Mostert M M, van de Pol M, van Echten J, Olde Weghuis D, Geurts van Kessel A, Oosterhuis J W, Looijenga L H
Laboratory for Experimental Patho-Oncology Dr. Daniel den Hoed Cancer Center, University Hospital Rotterdam, The Netherlands.
Cancer Genet Cytogenet. 1996 Apr;87(2):95-102. doi: 10.1016/0165-4608(95)00233-2.
Overrepresentation of the short arm of chromosome 12 is frequently detected in human testicular germ cell tumors of adolescents and adults (TGCT). This overrepresentation mostly results from the formation of an isochromosome: i(12p). Whether the overrepresentation consistently involves the complete 12p arm including the centromere is still unclear. We studied five TGCT-derived cell lines (NT2, 2102Ep, H12.1, NCCIT, and S2), combining conventional chromosome banding, fluorescence in situ hybridization (FISH), and comparative genomic hybridization (CGH) to investigate the suitability of each of these techniques to detect aberrations involving chromosome 12. Karyotyping showed one or more i(12p)s in NT2, 2102Ep, H12.1, and S2. However, FISH with a centromere-specific probe (p alpha 12H8), a 12p "paint" and a 12p11.2--p12.1 region-specific probe yeast artificial chromosome (YAC)#5 and CGH could not confirm the presence of an i(12p) in S2. Additional randomly distributed 12p sequences were detected by FISH in H12.1, NCCIT, and S2. In most of these cases, (a part of) the centromere was included. All overrepresented 12p regions, except for those in S2, showed hybridization with YAC#5. CGH showed increased copy numbers of the complete 12p arm in the cell lines with one or more i(12p)s but no overrepresentation was noted in the cell lines without i(12p). In metaphase spreads, the centromeric block of the i(12p)s differed in size as compared with those of normal chromosomes 12. This was rarely noted in interphase nuclei. A decrease in size of the centromeric block in 2102Ep and H12.1 caused a weak FISH signal, which was difficult to detect, especially in interphase nuclei. The ratio between p alpha 12H8- and YAC#5-derived signals reflected the presence or absence of one or more i(12p)s. Our results indicate that double FISH with a centromere- and a 12p-specific probe can be used to detect 12p overrepresentation [including i(12p)] in TGCT both in metaphase spreads and interphase nuclei. CGH confirmed the relative overrepresentation of 12p sequences as detected by FISH and showed that in these cell lines the complete 12p was involved.

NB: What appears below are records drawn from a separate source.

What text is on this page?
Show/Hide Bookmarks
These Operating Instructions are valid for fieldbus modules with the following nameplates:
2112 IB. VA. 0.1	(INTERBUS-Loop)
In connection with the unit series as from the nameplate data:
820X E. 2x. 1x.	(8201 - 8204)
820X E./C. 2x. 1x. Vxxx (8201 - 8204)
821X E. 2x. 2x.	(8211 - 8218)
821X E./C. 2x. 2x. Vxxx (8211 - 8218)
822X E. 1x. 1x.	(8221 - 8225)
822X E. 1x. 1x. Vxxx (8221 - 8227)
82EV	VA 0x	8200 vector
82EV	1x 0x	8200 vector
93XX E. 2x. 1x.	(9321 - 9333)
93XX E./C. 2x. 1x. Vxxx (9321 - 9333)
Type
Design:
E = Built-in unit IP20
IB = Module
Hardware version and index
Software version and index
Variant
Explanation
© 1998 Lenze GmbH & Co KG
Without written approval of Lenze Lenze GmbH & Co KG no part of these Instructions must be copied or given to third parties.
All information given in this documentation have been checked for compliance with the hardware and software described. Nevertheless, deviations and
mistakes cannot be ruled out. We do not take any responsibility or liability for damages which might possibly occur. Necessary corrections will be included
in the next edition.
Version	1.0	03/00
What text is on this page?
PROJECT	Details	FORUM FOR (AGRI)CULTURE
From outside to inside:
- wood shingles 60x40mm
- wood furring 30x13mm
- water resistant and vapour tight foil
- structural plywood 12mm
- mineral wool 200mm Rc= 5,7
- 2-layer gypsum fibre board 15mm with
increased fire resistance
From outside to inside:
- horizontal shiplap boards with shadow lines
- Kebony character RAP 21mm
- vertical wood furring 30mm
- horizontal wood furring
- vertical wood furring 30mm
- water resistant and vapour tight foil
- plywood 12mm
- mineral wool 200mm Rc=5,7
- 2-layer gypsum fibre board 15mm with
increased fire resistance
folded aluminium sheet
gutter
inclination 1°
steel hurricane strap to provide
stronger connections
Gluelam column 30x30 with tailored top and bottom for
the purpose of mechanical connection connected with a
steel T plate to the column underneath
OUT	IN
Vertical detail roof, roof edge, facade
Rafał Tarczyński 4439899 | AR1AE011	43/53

在青少年和成人的睾丸生殖细胞肿瘤(TGCT)中,经常检测到12号染色体短臂的过度代表。这种过度代表主要是由于等臂染色体i(12p)的形成。目前尚不清楚这种过度代表是否始终涉及包括着丝粒在内的完整12p臂。我们研究了五种TGCT衍生的细胞系(NT2、2102Ep、H12.1、NCCIT和S2),结合传统染色体显带、荧光原位杂交(FISH)和比较基因组杂交(CGH),以研究这些技术检测涉及12号染色体畸变的适用性。核型分析显示NT2、2102Ep、H12.1和S2中有一个或多个i(12p)。然而,使用着丝粒特异性探针(p alpha 12H8)、12p“探针”和12p11.2 - p12.1区域特异性探针酵母人工染色体(YAC)#5进行的FISH以及CGH均无法证实S2中存在i(12p)。FISH在H12.1、NCCIT和S2中检测到了额外随机分布的12p序列。在大多数情况下,(部分)着丝粒也包含在内。除了S2中的那些区域外,所有过度代表的12p区域均与YAC#5杂交。CGH显示,具有一个或多个i(12p)的细胞系中完整12p臂的拷贝数增加,但在没有i(12p)的细胞系中未发现过度代表。在中期染色体铺展中,i(12p)的着丝粒块与正常12号染色体的着丝粒块大小不同。在间期核中很少观察到这种情况。2102Ep和H12.1中着丝粒块大小的减小导致FISH信号较弱,难以检测到,尤其是在间期核中。p alpha 12H8和YAC#5衍生信号的比值反映了一个或多个i(12p)的存在与否。我们的结果表明,使用着丝粒和12p特异性探针进行双重FISH可用于在中期染色体铺展和间期核中检测TGCT中12p的过度代表[包括i(12p)]。CGH证实了FISH检测到的12p序列的相对过度代表,并表明在这些细胞系中完整的12p均被涉及。